Further on lies the massive pleasteau of the Ara de Nerone, a sacrificial place, where up to 450 oxen could be offered at the same time. Then we wander into a valley to see the huge grotto called the Ear of Dionysos,
because it was said he could listen to his prisoners, 7000 Syracusians, trapped in a limestone quarry beyond its walls - the acustics are perfect in the 23m high space. Finally we find the Teatro Greco, still in use for the plays of Aeschylus, played in the early spring. We'll just miss a performance.
We find a cab to take us back to Ortigia (15 euros - almost Danish prices!) and resolve to have pizza and a beer on the Piazza de Duomo, doing some people-watching, in fact seeing many of the people that were in the park, pass by us.
An ice-cream beckons, mine pistachio on a stick covered with white chocolate and chopped pistachio nut. Divine.

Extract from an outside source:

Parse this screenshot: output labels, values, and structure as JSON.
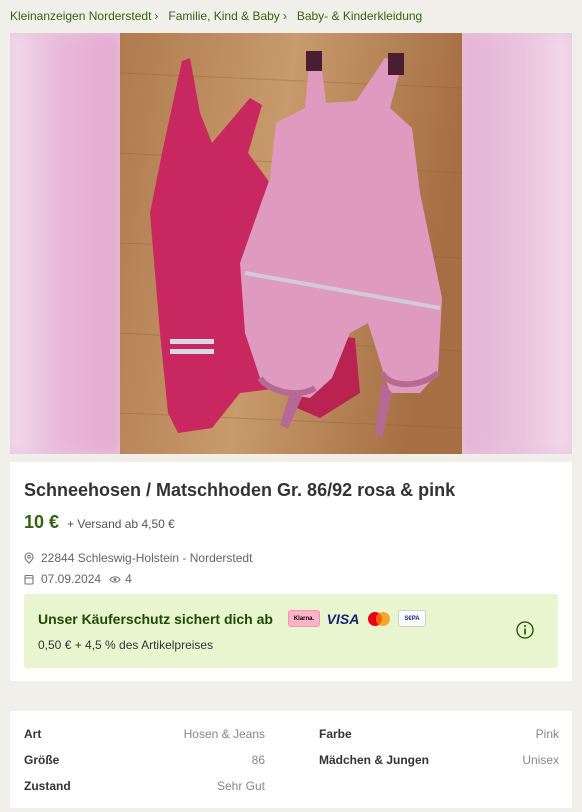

Victor resolves to walk home along the sea to work, and Oswaldo and I go in seach of the puppet museum. We find it, and wait and wait for it to open, but it never does, and then we too go home for a long and deserved nap. There is no way we can eat a single thing anymore and stay in, sipping a little Don Corleone red wine and chatting with a Japanese looking Victor, who has just finished all 1500 pages of Hurakami's Kafka on the Shore.
We've passed the middle of our trip and leave tomorrow for Taormina, possibly via Noto, which apart from being a pretty baroque town is renowned for having the 2 best icecream places in the world!